With cash flows across all hotels and hospitality businesses under extreme pressure thanks to significantly reduced or eliminated revenue, Mulcahy and Ellis explain that attempts to modify operations to cope with restriction measures—or closing entirely—has meant significant cost-cutting and reduced staffing levels.
Support measures such as Job Keeper, rent reductions and loan repayment deferrals introduced by the federal and state governments and banks have offered some support to businesses during the worst of the pandemic and helped maintain a core workforce for the future recovery phase.
Whilst some businesses will recover reasonably quickly, Mulcahy and Ellis predict that many markets and asset types will take a longer period of time to recover, and in some cases, this may extend for two to three years, particularly for those with a high exposure to inbound visitors.
“Cash flows in these sectors will remain under pressure, particularly as the support measures are unwound over Q4 2020, subject to review.

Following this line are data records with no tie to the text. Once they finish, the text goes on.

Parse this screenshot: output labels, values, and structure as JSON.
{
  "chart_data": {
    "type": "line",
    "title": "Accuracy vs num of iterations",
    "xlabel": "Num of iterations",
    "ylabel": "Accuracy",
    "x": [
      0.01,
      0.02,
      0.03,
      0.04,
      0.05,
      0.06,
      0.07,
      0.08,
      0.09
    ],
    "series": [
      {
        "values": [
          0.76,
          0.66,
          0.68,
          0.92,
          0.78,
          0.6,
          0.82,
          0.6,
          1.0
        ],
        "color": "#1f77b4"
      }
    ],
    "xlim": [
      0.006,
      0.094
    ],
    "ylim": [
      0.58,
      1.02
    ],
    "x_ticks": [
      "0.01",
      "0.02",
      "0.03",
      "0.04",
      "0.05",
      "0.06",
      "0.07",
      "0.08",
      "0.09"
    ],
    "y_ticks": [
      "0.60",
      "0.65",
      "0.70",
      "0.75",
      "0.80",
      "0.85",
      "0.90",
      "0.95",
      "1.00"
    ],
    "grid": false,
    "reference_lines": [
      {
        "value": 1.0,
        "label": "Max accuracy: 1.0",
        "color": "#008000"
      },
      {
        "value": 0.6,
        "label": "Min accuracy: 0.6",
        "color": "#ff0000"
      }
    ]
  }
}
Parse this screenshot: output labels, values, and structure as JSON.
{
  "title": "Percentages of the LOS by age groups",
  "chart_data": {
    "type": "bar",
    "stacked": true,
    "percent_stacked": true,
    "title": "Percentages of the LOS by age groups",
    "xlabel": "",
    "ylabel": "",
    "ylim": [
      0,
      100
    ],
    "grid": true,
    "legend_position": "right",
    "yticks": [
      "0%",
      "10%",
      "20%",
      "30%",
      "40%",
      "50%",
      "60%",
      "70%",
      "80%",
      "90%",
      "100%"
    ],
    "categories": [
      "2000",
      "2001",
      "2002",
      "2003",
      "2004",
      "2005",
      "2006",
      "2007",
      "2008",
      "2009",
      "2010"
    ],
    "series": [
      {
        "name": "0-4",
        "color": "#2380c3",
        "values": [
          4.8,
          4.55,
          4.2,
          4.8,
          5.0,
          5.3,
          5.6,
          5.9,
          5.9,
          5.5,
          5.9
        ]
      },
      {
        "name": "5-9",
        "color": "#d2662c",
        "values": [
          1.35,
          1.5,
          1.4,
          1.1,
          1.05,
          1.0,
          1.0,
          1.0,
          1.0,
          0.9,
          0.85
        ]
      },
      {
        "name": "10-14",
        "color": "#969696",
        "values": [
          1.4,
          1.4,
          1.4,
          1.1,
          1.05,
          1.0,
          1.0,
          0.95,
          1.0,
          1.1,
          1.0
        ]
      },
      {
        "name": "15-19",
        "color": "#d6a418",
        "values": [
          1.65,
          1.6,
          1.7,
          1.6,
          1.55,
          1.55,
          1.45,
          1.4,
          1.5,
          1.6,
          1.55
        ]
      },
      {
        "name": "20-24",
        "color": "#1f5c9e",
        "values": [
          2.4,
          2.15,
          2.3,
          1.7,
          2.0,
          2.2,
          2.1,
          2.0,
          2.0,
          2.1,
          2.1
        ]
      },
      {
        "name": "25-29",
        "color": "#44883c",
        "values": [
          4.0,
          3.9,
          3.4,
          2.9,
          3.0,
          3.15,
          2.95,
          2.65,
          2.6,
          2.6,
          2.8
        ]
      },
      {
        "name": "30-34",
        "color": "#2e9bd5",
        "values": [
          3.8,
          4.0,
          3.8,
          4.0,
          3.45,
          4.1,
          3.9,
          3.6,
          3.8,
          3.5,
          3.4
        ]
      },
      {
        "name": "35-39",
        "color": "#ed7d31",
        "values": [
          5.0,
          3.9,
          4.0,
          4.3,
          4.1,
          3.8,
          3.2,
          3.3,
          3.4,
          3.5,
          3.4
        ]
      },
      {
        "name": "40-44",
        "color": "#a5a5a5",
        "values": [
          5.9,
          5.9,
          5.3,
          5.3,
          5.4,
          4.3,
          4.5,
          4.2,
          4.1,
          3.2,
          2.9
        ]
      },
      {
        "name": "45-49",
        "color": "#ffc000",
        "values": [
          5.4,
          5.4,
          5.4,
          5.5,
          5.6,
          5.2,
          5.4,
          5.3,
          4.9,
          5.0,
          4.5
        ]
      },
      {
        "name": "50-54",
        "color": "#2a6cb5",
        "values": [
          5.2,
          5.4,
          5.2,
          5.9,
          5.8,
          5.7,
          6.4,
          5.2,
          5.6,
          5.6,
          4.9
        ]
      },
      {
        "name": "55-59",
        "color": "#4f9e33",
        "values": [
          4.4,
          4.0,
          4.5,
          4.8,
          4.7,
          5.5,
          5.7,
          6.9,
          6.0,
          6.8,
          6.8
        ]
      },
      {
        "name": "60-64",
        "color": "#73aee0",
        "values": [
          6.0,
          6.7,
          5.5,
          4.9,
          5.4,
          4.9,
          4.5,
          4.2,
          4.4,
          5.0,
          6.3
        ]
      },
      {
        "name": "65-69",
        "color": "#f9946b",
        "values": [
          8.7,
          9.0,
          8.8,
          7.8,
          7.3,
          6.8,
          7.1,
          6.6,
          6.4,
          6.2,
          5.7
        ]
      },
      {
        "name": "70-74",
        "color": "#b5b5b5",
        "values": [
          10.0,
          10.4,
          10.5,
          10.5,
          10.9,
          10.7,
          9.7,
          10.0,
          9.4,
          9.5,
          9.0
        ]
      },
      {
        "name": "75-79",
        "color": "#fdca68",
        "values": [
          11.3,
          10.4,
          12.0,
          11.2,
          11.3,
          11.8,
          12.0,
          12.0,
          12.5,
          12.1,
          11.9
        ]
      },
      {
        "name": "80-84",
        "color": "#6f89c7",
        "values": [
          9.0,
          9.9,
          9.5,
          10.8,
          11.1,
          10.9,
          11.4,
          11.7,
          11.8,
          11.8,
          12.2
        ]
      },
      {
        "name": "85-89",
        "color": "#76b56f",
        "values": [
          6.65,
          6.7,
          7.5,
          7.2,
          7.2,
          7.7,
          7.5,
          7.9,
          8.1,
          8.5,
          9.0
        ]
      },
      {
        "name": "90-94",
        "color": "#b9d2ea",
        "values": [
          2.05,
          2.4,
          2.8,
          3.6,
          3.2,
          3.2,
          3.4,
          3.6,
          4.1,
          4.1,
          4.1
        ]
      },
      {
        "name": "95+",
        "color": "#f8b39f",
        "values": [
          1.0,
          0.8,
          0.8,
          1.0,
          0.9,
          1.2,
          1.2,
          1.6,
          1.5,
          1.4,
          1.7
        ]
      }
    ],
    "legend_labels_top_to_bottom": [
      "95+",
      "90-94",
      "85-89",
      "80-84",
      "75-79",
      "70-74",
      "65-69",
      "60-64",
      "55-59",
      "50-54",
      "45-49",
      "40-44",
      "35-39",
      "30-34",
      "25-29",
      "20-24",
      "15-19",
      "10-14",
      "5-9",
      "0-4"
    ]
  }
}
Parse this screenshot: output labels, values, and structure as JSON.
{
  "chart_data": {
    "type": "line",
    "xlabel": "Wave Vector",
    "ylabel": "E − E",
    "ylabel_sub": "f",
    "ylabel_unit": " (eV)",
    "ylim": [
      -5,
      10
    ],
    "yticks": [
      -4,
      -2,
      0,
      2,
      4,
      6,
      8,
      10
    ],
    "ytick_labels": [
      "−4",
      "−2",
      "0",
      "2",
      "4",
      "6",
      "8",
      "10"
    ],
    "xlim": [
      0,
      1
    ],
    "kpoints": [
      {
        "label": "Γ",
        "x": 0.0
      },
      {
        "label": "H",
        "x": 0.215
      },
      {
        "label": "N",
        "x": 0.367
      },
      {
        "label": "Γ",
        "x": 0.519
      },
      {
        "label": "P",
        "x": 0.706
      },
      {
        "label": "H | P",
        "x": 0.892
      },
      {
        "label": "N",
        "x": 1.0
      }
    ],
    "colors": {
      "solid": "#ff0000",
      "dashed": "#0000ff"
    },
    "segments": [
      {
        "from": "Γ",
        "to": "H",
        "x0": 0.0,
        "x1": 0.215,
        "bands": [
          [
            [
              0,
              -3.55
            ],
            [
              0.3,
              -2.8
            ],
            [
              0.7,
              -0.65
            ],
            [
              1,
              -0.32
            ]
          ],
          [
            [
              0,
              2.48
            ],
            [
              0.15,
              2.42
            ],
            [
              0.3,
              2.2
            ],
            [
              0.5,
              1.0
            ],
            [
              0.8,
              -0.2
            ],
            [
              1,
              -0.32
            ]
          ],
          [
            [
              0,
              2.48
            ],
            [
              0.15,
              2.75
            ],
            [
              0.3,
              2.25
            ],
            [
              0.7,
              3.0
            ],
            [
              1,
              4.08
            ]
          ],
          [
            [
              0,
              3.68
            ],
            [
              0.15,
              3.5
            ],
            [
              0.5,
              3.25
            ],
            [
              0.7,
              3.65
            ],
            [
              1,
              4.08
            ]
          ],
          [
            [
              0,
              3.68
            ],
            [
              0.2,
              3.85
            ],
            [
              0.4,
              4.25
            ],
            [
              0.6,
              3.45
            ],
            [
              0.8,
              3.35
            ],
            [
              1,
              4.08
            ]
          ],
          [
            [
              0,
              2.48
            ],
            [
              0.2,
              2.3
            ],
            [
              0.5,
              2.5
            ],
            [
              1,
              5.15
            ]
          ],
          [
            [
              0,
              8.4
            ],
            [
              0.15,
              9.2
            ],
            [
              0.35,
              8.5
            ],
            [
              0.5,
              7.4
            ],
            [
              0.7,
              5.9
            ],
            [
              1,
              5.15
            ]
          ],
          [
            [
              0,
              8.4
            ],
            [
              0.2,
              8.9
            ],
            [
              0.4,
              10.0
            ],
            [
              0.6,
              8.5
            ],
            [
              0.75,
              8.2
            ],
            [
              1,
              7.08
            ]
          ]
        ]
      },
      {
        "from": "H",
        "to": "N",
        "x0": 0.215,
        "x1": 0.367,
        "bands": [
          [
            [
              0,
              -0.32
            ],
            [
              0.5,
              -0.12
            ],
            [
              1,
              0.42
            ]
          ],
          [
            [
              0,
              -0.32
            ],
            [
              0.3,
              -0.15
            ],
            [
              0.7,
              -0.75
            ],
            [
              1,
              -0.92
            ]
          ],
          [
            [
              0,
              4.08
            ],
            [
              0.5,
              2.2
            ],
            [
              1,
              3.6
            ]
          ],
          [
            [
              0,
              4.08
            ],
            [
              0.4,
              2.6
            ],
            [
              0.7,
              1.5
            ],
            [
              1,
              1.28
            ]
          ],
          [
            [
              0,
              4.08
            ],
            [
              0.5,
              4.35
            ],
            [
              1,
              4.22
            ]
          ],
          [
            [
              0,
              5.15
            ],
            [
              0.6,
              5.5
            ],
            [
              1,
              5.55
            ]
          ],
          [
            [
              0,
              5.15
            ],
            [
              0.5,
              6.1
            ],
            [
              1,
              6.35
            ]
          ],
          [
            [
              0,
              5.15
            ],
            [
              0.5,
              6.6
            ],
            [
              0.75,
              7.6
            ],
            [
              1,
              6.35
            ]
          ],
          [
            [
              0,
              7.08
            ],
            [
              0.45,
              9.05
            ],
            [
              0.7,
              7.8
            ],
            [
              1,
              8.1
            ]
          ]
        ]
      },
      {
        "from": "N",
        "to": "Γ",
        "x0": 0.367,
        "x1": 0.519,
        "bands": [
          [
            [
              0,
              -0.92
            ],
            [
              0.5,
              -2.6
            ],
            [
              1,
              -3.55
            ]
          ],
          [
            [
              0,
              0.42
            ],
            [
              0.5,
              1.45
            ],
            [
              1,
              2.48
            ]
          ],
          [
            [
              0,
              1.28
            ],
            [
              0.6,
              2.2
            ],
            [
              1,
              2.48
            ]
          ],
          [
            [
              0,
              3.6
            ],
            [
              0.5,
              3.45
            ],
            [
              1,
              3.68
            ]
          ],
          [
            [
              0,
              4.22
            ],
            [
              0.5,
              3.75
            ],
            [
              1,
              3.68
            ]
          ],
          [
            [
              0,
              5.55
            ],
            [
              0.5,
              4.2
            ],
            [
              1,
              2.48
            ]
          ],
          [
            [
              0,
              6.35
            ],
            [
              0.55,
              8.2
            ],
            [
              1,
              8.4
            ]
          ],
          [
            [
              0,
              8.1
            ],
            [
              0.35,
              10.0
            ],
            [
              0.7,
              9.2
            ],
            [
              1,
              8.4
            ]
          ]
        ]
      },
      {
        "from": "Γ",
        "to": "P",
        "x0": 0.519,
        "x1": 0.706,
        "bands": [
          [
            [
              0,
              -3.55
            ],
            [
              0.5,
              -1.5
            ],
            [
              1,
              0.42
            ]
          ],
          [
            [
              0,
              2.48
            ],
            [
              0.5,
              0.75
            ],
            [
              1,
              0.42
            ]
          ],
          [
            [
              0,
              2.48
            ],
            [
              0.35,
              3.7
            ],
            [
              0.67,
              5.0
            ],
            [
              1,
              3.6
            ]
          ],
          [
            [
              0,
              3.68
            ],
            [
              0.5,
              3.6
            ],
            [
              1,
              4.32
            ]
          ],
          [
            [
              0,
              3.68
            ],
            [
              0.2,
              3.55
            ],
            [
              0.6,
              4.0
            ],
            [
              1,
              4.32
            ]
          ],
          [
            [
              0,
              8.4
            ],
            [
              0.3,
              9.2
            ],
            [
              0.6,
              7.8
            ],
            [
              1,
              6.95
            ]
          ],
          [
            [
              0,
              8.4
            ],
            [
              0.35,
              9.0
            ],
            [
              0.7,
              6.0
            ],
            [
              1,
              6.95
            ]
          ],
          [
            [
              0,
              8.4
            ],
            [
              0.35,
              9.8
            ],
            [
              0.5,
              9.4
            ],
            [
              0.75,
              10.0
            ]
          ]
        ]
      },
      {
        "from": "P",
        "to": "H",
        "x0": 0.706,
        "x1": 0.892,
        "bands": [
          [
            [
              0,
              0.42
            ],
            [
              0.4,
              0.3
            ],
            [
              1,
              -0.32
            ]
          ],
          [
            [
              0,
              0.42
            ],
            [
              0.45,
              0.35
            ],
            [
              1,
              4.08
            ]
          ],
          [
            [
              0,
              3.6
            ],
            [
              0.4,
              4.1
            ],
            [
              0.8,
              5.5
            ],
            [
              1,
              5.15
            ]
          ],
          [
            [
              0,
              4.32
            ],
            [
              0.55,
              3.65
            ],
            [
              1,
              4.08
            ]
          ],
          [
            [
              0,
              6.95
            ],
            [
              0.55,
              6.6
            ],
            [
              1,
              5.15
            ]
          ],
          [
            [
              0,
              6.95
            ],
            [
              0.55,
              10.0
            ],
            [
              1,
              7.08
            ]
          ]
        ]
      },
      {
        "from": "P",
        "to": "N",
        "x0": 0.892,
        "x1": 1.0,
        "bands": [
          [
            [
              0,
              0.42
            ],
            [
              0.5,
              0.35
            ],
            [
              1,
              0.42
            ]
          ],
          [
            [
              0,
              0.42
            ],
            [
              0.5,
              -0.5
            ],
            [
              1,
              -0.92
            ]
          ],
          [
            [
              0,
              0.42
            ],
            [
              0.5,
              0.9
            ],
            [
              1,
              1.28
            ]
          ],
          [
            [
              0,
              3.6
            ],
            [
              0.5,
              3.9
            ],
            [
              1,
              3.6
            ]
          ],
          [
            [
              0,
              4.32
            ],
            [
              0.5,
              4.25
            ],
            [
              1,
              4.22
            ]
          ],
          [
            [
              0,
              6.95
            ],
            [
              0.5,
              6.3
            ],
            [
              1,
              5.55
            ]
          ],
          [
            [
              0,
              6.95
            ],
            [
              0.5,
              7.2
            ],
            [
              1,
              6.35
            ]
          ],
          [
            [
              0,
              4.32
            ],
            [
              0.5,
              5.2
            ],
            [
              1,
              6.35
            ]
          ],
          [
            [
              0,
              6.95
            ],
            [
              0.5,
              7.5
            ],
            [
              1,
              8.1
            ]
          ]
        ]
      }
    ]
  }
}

“Strict cost controls will need to be maintained as business momentum builds to ensure that profitability is not permanently eroded should revenue growth not meet expectations.”
The Covid-19-induced lockdown has accelerated some trends that were already evident in various sectors and despite the support measures, there are some businesses that have closed the doors and will not re-open due to a lack of capital or obsolescence.
Mulcahy and Ellis note that capital markets reacted quickly to the evolving health crisis and the implementation of restriction measures, with existing contract negotiations breaking down, parties walking away from potential deals, and proposed marketing campaigns being shelved.
This was not the case across the board, though, with “a number of licensed premises contracts staying afoot, albeit on negotiated terms, which included extended settlements or pre-Covid-19 income triggers”.
The report’s authors say the net result of this has been a softening in pricing to account for the loss of profit over a defined period of typically 0.5 to 1.5 years, but the impact on yields remains “opaque” because of the potential longer-term impact on EBITDA.
In addition, a number of transactions of freehold investment hotels were concluded during the first half of the year, including the Acacia Ridge Hotel, the Indooroopilly Hotel and the Yeppoon’s Railway Hotel, but Mulcahy and Ellis note that these transactions were in progress or settled prior to the worst of the pandemic lockdown.
“Despite the challenging market conditions, investor sentiment surveys indicate that the current environment represents a buying opportunity for good quality major assets, particularly in Brisbane, however, selling intentions remain reasonably low,” Mulcahy and Ellis said.
“Secondary quality assets and markets which have a longer-term recovery profile have a higher proportion of sale intentions and weaker demand profile.”
Transaction activity is anticipated to pick up from Q4 2020 as business levels return and cash flow improves, which will also be stimulated by the withdrawal of support measures in some instances.
“The impact on pricing will then become clearer as greater certainty can be placed on the future financial performance of a business.”